Creating a data-driven and complex systems model of public opinion
Contemporary understanding of public opinion relies on the aggregation of individual opinions (e.g., surveys from polling organizations). However, this neglects the influence of interest groups, political and media elites and social mores, as well as individual variation on dimensions of political knowledge, party identification, ideology, self-interest, group identity, emotion and salient frames of reference, among others.
Using a complex systems framework, Osama Eshera and Chelsea Goforth developed a more multifaceted conceptualization of public opinion, which yielded more fruitful results for questions about public opinion posed by political, non-profit and community organizations.

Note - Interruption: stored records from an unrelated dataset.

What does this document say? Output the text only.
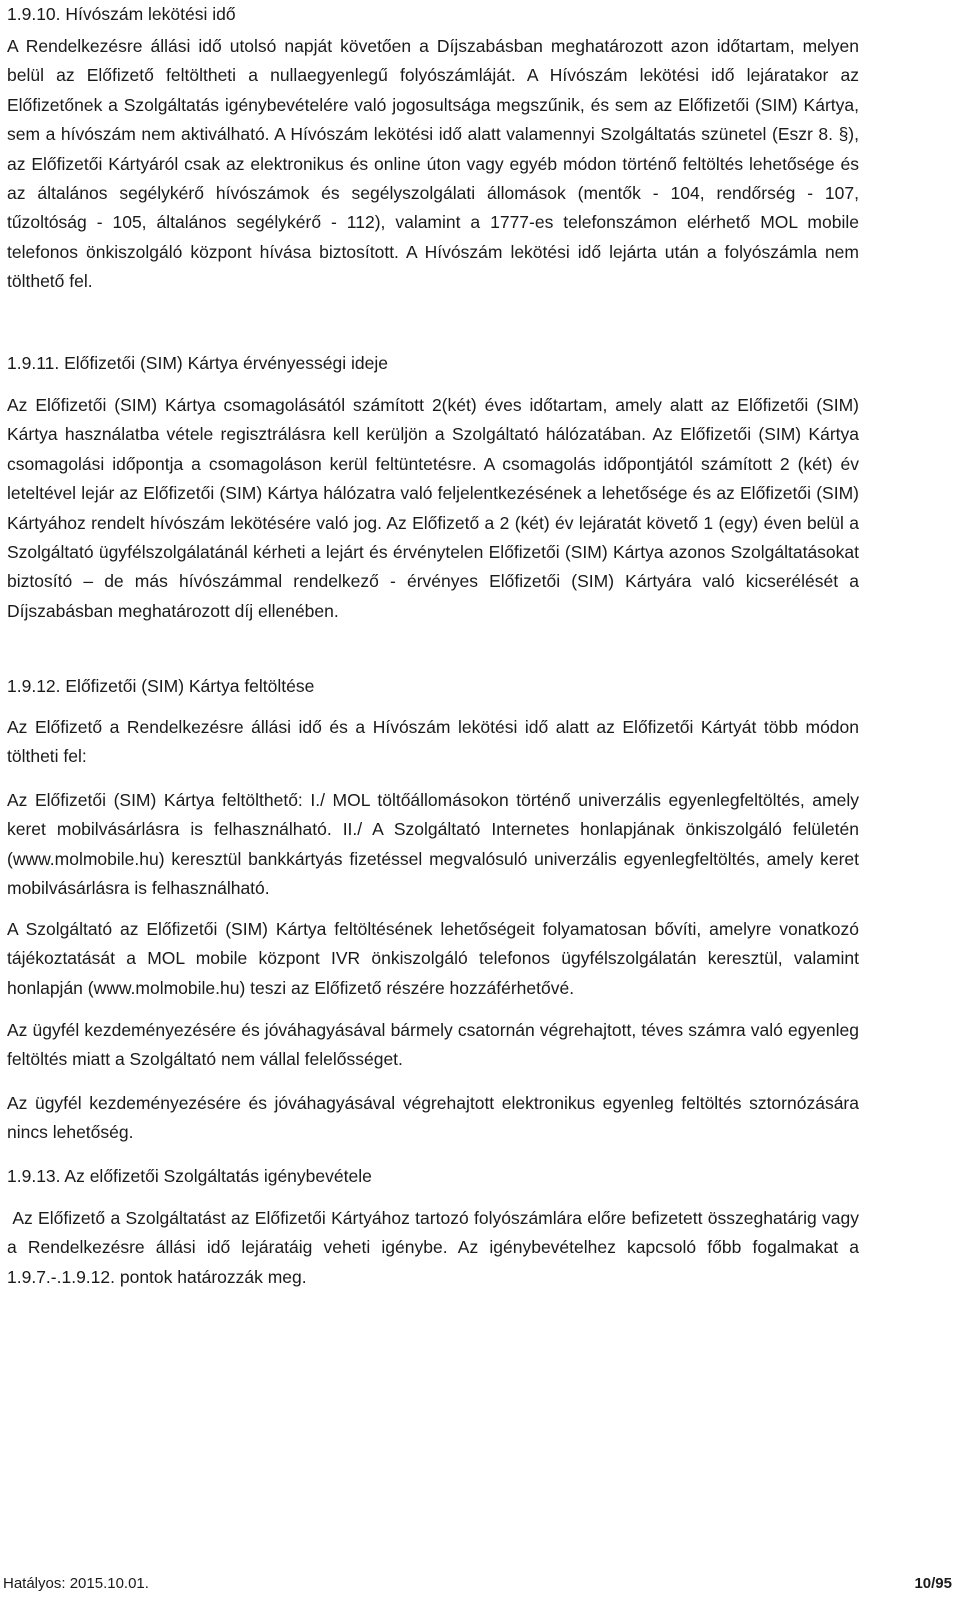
1.9.10. Hívószám lekötési idő

A Rendelkezésre állási idő utolsó napját követően a Díjszabásban meghatározott azon időtartam, melyen belül az Előfizető feltöltheti a nullaegyenlegű folyószámláját. A Hívószám lekötési idő lejáratakor az Előfizetőnek a Szolgáltatás igénybevételére való jogosultsága megszűnik, és sem az Előfizetői (SIM) Kártya, sem a hívószám nem aktiválható. A Hívószám lekötési idő alatt valamennyi Szolgáltatás szünetel (Eszr 8. §), az Előfizetői Kártyáról csak az elektronikus és online úton vagy egyéb módon történő feltöltés lehetősége és az általános segélykérő hívószámok és segélyszolgálati állomások (mentők - 104, rendőrség - 107, tűzoltóság - 105, általános segélykérő - 112), valamint a 1777-es telefonszámon elérhető MOL mobile telefonos önkiszolgáló központ hívása biztosított. A Hívószám lekötési idő lejárta után a folyószámla nem tölthető fel.

1.9.11. Előfizetői (SIM) Kártya érvényességi ideje

Az Előfizetői (SIM) Kártya csomagolásától számított 2(két) éves időtartam, amely alatt az Előfizetői (SIM) Kártya használatba vétele regisztrálásra kell kerüljön a Szolgáltató hálózatában. Az Előfizetői (SIM) Kártya csomagolási időpontja a csomagoláson kerül feltüntetésre. A csomagolás időpontjától számított 2 (két) év leteltével lejár az Előfizetői (SIM) Kártya hálózatra való feljelentkezésének a lehetősége és az Előfizetői (SIM) Kártyához rendelt hívószám lekötésére való jog. Az Előfizető a 2 (két) év lejáratát követő 1 (egy) éven belül a Szolgáltató ügyfélszolgálatánál kérheti a lejárt és érvénytelen Előfizetői (SIM) Kártya azonos Szolgáltatásokat biztosító – de más hívószámmal rendelkező - érvényes Előfizetői (SIM) Kártyára való kicserélését a Díjszabásban meghatározott díj ellenében.

1.9.12. Előfizetői (SIM) Kártya feltöltése

Az Előfizető a Rendelkezésre állási idő és a Hívószám lekötési idő alatt az Előfizetői Kártyát több módon töltheti fel:

Az Előfizetői (SIM) Kártya feltölthető: I./ MOL töltőállomásokon történő univerzális egyenlegfeltöltés, amely keret mobilvásárlásra is felhasználható. II./ A Szolgáltató Internetes honlapjának önkiszolgáló felületén (www.molmobile.hu) keresztül bankkártyás fizetéssel megvalósuló univerzális egyenlegfeltöltés, amely keret mobilvásárlásra is felhasználható.

A Szolgáltató az Előfizetői (SIM) Kártya feltöltésének lehetőségeit folyamatosan bővíti, amelyre vonatkozó tájékoztatását a MOL mobile központ IVR önkiszolgáló telefonos ügyfélszolgálatán keresztül, valamint honlapján (www.molmobile.hu) teszi az Előfizető részére hozzáférhetővé.

Az ügyfél kezdeményezésére és jóváhagyásával bármely csatornán végrehajtott, téves számra való egyenleg feltöltés miatt a Szolgáltató nem vállal felelősséget.

Az ügyfél kezdeményezésére és jóváhagyásával végrehajtott elektronikus egyenleg feltöltés sztornózására nincs lehetőség.

1.9.13. Az előfizetői Szolgáltatás igénybevétele

Az Előfizető a Szolgáltatást az Előfizetői Kártyához tartozó folyószámlára előre befizetett összeghatárig vagy a Rendelkezésre állási idő lejáratáig veheti igénybe. Az igénybevételhez kapcsoló főbb fogalmakat a 1.9.7.-.1.9.12. pontok határozzák meg.

Hatályos: 2015.10.01.	10/95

A complex systems approach also offers fresh insight into the efficacy of computational tools for describing and understanding human behavior. Current methods in opinion dynamics modeling make fatal assumptions about how people formulate opinions and, as such, do not offer much predictive or descriptive utility.
Eshera and Goforth’s model was built on first principles elucidated from social science research and remaining true to mathematical foundations of complex systems thinking. In so doing, they modeled a fruitful approach for future collaborations between technical and social scientists.
Osama Eshera is a graduate student in the Department of Systems and Information Engineering. He studies complex systems theory and applies it to social networks via agent-based modeling.
Chelsea Goforth is a PhD student in the Woodrow Wilson Department of Politics. Her research interests are political psychology, public opinion and political behavior in American politics.